Matroids are Equitable

TL;DR

This paper proves a conjecture that matroids can be partitioned into bases with nearly equal intersection sizes with any subset, and explores fair division applications under matroid constraints.

Contribution

It confirms the matroid equitability conjecture and extends equitable partitioning results to multiple sets, with applications in fair division problems.

Findings

Matroids can be partitioned into bases with nearly equal intersection sizes.

Existence of envy-free up to one item division under certain valuations.

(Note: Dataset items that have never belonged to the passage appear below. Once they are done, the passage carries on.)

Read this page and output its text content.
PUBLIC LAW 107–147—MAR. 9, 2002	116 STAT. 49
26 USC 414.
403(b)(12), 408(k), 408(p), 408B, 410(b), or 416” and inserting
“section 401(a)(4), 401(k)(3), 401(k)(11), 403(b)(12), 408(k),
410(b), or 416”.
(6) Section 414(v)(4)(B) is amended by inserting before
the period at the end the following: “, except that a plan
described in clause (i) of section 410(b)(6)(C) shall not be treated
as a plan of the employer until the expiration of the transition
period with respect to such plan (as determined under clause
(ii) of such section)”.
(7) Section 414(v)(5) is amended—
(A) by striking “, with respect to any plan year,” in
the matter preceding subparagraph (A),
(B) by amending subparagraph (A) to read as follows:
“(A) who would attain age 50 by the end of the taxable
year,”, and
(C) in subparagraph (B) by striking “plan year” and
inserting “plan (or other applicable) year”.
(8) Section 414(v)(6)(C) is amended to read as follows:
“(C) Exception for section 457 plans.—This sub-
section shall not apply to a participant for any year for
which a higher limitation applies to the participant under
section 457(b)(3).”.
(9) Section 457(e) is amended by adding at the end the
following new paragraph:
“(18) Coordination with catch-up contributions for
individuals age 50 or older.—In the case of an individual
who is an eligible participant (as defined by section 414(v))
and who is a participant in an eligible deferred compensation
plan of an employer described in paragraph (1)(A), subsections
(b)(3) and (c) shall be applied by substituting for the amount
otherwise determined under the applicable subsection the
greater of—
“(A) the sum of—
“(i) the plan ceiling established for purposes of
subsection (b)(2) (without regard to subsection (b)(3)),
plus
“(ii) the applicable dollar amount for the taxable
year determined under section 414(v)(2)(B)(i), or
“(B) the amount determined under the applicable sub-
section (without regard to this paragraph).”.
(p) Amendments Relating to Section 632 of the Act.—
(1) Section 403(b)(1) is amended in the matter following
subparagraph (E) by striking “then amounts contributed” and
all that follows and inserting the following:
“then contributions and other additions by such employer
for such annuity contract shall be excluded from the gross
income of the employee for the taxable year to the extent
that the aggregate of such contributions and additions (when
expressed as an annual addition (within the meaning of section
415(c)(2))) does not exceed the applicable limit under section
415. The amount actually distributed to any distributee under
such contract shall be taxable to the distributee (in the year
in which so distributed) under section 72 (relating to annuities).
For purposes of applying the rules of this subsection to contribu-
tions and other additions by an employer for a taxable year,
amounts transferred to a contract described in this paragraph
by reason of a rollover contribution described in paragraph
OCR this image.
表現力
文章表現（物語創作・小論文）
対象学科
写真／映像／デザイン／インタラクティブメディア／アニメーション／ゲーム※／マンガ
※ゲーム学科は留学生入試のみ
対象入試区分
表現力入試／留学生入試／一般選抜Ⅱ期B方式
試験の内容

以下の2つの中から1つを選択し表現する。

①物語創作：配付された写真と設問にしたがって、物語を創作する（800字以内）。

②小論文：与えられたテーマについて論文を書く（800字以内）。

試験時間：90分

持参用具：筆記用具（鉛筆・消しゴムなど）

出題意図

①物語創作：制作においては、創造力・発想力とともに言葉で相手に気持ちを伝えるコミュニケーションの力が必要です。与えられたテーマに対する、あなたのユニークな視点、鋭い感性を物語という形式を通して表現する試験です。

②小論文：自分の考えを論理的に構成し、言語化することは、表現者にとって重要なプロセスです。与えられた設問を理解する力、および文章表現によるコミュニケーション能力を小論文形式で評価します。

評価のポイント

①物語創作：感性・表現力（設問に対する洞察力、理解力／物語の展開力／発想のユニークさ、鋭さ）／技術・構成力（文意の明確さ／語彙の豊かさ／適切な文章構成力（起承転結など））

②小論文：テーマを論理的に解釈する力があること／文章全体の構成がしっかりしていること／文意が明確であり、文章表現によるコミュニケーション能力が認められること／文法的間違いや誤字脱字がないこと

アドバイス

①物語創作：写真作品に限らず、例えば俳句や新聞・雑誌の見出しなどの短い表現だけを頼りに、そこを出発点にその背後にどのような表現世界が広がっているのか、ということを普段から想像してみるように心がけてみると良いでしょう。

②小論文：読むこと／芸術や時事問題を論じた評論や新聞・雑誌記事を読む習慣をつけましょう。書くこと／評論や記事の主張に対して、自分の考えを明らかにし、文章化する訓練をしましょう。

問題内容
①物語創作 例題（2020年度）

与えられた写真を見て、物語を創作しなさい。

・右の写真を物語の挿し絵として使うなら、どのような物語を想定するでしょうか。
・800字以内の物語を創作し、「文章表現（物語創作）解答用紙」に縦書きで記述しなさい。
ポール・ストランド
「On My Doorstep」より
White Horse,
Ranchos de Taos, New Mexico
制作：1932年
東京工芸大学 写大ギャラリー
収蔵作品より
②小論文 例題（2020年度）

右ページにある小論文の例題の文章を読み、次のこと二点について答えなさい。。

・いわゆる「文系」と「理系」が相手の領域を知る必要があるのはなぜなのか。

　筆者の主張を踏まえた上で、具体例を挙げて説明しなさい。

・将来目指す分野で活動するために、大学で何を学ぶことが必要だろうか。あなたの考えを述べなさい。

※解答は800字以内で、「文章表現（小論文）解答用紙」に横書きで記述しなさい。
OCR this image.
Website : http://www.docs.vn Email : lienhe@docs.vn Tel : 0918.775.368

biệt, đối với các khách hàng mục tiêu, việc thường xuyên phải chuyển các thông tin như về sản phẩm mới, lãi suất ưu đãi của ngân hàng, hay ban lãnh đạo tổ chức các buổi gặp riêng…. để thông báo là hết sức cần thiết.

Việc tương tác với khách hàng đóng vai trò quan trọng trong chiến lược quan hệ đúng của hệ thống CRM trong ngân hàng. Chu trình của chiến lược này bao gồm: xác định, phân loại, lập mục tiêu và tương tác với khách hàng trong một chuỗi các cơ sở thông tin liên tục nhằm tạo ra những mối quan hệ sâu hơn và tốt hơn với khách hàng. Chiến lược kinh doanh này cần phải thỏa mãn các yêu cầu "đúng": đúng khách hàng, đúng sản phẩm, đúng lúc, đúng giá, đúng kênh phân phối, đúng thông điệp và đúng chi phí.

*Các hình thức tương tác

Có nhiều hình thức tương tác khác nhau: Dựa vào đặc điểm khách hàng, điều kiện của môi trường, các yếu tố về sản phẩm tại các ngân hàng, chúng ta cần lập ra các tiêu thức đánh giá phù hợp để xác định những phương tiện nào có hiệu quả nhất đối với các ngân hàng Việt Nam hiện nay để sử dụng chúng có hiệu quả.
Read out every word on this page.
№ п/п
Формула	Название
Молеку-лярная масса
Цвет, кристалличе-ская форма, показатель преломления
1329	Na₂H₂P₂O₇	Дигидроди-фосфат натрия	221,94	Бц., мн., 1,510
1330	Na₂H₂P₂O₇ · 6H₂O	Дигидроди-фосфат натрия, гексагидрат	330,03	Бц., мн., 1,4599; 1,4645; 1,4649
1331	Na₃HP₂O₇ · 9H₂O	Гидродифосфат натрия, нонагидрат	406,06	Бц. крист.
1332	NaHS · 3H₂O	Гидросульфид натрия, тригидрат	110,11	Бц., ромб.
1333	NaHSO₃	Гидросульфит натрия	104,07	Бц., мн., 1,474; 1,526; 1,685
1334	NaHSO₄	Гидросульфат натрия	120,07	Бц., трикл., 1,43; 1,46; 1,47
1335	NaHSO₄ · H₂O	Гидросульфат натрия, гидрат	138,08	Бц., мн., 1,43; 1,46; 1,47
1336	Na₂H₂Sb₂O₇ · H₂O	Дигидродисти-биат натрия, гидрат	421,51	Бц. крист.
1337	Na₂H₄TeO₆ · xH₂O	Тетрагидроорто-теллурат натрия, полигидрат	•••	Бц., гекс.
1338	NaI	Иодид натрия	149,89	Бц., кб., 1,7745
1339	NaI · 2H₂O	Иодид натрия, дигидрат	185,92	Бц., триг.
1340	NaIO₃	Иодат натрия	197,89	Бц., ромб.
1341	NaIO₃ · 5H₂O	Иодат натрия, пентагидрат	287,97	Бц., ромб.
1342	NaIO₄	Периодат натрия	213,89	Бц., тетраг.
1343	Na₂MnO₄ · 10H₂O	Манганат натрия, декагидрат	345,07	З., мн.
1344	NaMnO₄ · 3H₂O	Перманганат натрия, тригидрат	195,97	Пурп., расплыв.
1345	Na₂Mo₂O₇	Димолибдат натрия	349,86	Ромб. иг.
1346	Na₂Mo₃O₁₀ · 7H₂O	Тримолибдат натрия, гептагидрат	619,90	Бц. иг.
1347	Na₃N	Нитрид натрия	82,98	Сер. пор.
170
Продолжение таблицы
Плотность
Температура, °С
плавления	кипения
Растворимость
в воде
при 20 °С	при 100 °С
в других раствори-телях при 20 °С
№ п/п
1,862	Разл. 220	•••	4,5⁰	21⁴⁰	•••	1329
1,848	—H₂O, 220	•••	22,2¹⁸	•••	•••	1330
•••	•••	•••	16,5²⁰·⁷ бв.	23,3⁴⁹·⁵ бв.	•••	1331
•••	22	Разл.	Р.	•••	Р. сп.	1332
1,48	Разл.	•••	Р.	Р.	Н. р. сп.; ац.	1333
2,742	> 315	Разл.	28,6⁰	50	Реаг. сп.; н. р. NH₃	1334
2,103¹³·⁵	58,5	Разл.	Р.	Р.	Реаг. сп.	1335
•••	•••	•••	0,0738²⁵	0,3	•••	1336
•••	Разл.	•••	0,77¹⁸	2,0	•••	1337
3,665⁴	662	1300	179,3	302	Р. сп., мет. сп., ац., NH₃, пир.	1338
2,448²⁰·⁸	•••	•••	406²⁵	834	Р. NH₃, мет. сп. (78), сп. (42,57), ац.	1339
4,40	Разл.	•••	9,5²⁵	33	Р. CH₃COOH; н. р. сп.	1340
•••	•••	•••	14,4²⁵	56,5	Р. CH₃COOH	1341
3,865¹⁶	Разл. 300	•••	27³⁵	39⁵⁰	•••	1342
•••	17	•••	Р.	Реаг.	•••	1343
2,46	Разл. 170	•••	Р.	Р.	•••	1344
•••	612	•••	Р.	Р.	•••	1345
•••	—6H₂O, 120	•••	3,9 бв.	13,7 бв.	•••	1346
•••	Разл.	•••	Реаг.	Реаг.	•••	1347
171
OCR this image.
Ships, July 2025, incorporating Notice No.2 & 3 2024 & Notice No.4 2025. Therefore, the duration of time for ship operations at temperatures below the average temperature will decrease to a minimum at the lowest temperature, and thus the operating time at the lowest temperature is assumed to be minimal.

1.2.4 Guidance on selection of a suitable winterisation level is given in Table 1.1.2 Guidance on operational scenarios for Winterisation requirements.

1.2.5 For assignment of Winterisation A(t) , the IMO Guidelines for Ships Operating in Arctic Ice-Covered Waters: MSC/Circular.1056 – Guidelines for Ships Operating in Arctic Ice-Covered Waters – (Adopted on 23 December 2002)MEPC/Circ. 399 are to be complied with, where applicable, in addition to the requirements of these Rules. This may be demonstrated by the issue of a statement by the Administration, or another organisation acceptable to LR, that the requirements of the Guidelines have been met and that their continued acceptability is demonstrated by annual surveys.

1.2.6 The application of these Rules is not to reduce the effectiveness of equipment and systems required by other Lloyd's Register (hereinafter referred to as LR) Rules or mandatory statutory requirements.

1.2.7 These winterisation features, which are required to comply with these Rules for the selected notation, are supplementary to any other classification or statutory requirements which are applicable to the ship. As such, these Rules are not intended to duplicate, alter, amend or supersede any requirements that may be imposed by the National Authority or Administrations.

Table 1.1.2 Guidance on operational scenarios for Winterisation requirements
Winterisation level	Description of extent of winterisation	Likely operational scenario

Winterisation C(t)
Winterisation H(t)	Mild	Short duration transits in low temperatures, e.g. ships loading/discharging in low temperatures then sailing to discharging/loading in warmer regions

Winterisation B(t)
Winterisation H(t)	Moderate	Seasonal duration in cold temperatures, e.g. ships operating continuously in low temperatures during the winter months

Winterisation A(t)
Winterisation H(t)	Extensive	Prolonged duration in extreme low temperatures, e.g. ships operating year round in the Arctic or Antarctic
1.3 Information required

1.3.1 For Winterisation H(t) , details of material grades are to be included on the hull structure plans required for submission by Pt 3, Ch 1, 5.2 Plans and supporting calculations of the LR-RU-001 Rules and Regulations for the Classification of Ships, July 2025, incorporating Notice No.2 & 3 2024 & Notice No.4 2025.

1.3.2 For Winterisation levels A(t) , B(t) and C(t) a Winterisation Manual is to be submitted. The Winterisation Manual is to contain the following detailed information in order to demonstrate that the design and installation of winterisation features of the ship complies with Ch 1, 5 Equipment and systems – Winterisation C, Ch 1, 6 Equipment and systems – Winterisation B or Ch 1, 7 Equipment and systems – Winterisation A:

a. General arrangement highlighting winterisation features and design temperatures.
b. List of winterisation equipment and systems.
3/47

Guarantee of maximin share allocations for bi-valued additive valuations.

Abstract

We show that if the ground set of a matroid can be partitioned into $k\ge 2$ bases, then for any given subset $S$ of the ground set, there is a partition into $k$ bases such that the sizes of the intersections of the bases with $S$ may differ by at most one. This settles the matroid equitability conjecture by Fekete and Szab\'o (Electron. J. Comb. 2011) in the affirmative. We also investigate equitable splittings of two disjoint sets $S_1$ and $S_2$, and show that there is a partition into $k$ bases such that the sizes of the intersections with $S_1$ may differ by at most one and the sizes of the intersections with $S_2$ may differ by at most two; this is the best one can hope for arbitrary matroids. We also derive applications of this result into matroid constrained fair division problems. We show that there exists a matroid-constrained fair division that is envy-free up to one item if the valuations are identical and tri-valued additive. We also show that for bi-valued additive valuations, there exists a matroid-constrained allocation that provides everyone their maximin share.